God forbid Bell would be able to educate herself about the complexities of global warming or that she might be upset that one of the country’s biggest corporate polluters is using her as a greenwashing stooge. No, it’s his ‘sarcastic tone” that bugs her.
She looked around the relaxation room. “I like this place,” she said to Nita Thomas, her friend and fellow Cincinnati activist. “I would love to have a party here.”
Bell’s pique grew when Phillips shot another video belittling an exhibit that showed what an energy-efficient home might look like in the future: a small refrigerator, a low-flow shower heads and a clothes-washing basin that directed used water into a garden.
Phillips made fun of the model home’s five-gallon water heater. “Good luck with that — I’ve got three teenagers!” he said to the camera.
“I’m not on board with this,” Bell told Thomas. “Ed and I looked into that when we were looking at moving to Colorado.”
I believe that cranial reconstruction is covered by Obamacare, at least until the Tea Party defunds it.
So the Tea Party activist who believes in renewable energy and energy efficiency is bristling a tiny bit at the polluter-crats pulling her strings.
It is good to see that the Washington Post has uncovered the dark underbelly of the AFP agenda. It isn’t enough for them to push climate destruction. They actually have to go out of their way to try to indoctrinate their subjects puppets partners in the evils of energy efficiency.
By lunchtime, the activists were on their way back to the CasaMagna resort. Their work for the day was done. Bell wouldn’t have a chance to talk to any U.N. delegates, listen to any proceedings or even get within shouting distance of the conference. She felt like a prop for Americans for Prosperity.

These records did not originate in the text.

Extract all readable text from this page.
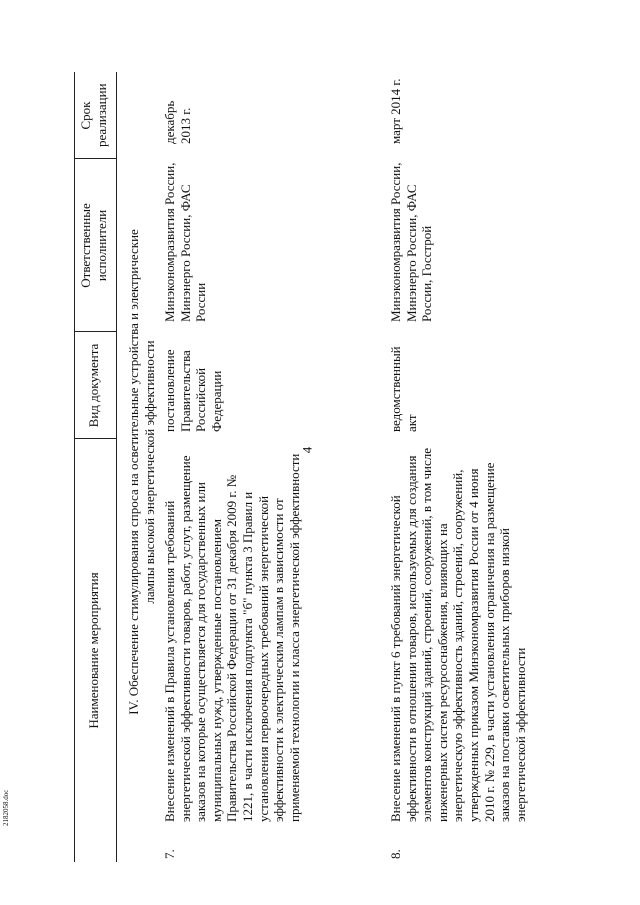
4
2182058.doc
Наименование мероприятия
Вид документа
Ответственные исполнители
Срок реализации
IV. Обеспечение стимулирования спроса на осветительные устройства и электрические лампы высокой энергетической эффективности
7.
Внесение изменений в Правила установления требований энергетической эффективности товаров, работ, услут, размещение заказов на которые осуществляется для государственных или муниципальных нужд, утвержденные постановлением Правительства Российской Федерации от 31 декабря 2009 г. № 1221, в части исключения подпункта "б" пункта 3 Правил и установления первоочередных требований энергетической эффективности к электрическим лампам в зависимости от применяемой технологии и класса энергетической эффективности
постановление Правительства Российской Федерации
Минэкономразвития России, Минэнерго России, ФАС России
декабрь 2013 г.
8.
Внесение изменений в пункт 6 требований энергетической эффективности в отношении товаров, используемых для создания элементов конструкций зданий, строений, сооружений, в том числе инженерных систем ресурсоснабжения, влияющих на энергетическую эффективность зданий, строений, сооружений, утвержденных приказом Минэкономразвития России от 4 июня 2010 г. № 229, в части установления ограничения на размещение заказов на поставки осветительных приборов низкой энергетической эффективности
ведомственный акт
Минэкономразвития России, Минэнерго России, ФАС России, Госстрой
март 2014 г.
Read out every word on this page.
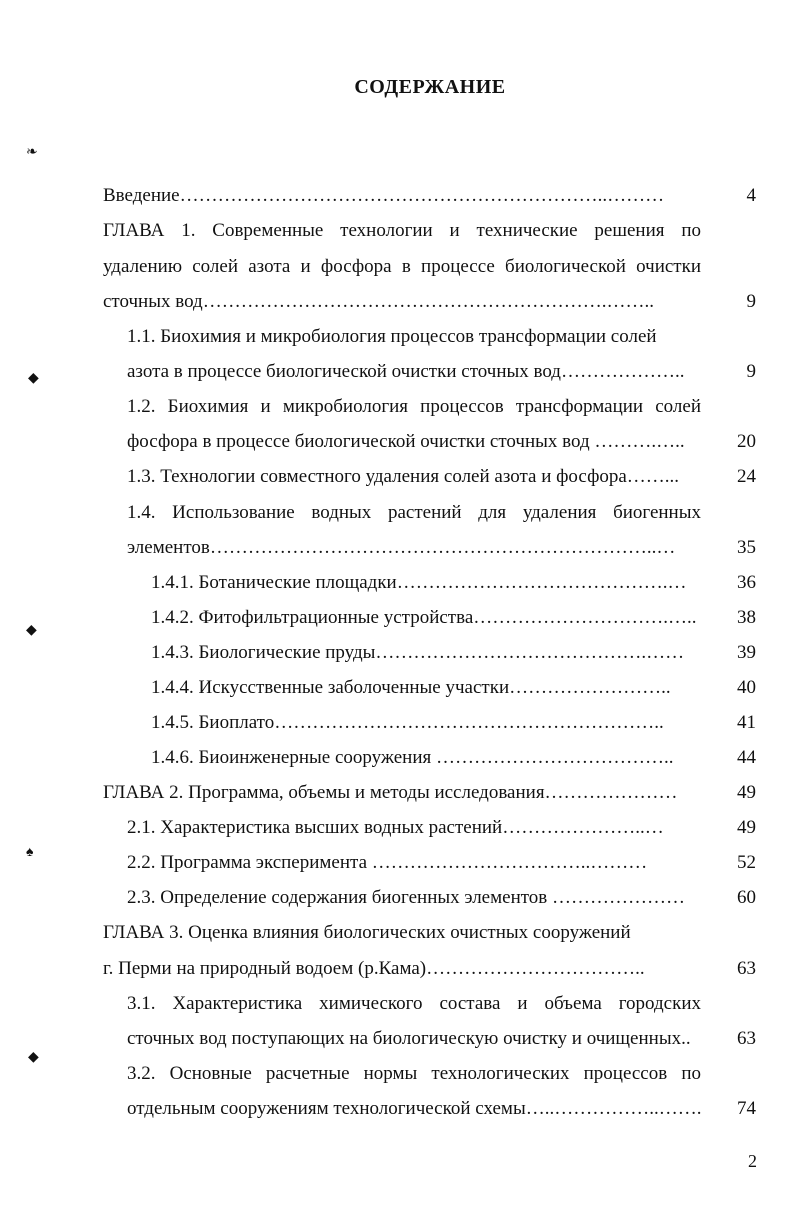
СОДЕРЖАНИЕ
❧
◆
◆
♠
◆
Введение…………………………………………………………..………	4
ГЛАВА 1. Современные технологии и технические решения по
удалению солей азота и фосфора в процессе биологической очистки
сточных вод……………………………………………………….……..	9
1.1. Биохимия и микробиология процессов трансформации солей
азота в процессе биологической очистки сточных вод………………..	9
1.2. Биохимия и микробиология процессов трансформации солей
фосфора в процессе биологической очистки сточных вод ……….…..	20
1.3. Технологии совместного удаления солей азота и фосфора……...	24
1.4. Использование водных растений для удаления биогенных
элементов……………………………………………………………..…	35
1.4.1. Ботанические площадки…………………………………….…	36
1.4.2. Фитофильтрационные устройства………………………….…..	38
1.4.3. Биологические пруды…………………………………….……	39
1.4.4. Искусственные заболоченные участки……………………..	40
1.4.5. Биоплато……………………………………………………..	41
1.4.6. Биоинженерные сооружения ………………………………..	44
ГЛАВА 2. Программа, объемы и методы исследования…………………	49
2.1. Характеристика высших водных растений…………………..…	49
2.2. Программа эксперимента ……………………………..………	52
2.3. Определение содержания биогенных элементов …………………	60
ГЛАВА 3. Оценка влияния биологических очистных сооружений
г. Перми на природный водоем (р.Кама)……………………………..	63
3.1. Характеристика химического состава и объема городских
сточных вод поступающих на биологическую очистку и очищенных..	63
3.2. Основные расчетные нормы технологических процессов по
отдельным сооружениям технологической схемы…..……………..…….	74
2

That’s not how Phillips sees it. He said his organization and activists such as Bell need and feed off one another.
“You can argue about motives,” he said. “But I view this as a partnership. What AFP can provide is logistical expertise and help, staff in 25 states, professionals in the political arena. We can provide some funding.”
OK, let’s argue about motives. AFP is a corporate polluter funded effort to promote the interests of corporate polluters — and the super-rich “AFP came calling to ask for her help on a local effort to end Ohio’s estate tax.” Not much to argue about, really.
On their second and final evening in Cancun, Bell and her activist friend Nita Thomas led an Internet video chat with a group of tea partiers assembled at a chicken wing joint in Cincinnati. Bell fretted that she didn’t have much to say, because she had seen so much less than she had hoped.
“Security is incredibly intense down here,” she told her viewers. She scoured her notes in vain for something substantive she had learned. “We’ve got two Navy warships that are posted off the coast, which you can see from our hotel window. And we passed tanks with the machine guns aimed at us, which was quite alarming.”
Bell was embarrassed by her performance.
Stop the presses. Here’s the headline the WashPost missed: Merchants of Doubt help destroy livable climate for billions — Tea Party leader ‘embarrassed’.
Sorry future generations.
Rebel Without a Cause is the wrong reference. It should be Marlon Brando in The Wild One, who, when asked, “What are you rebelling against?” famously replied, “What’ve you got?”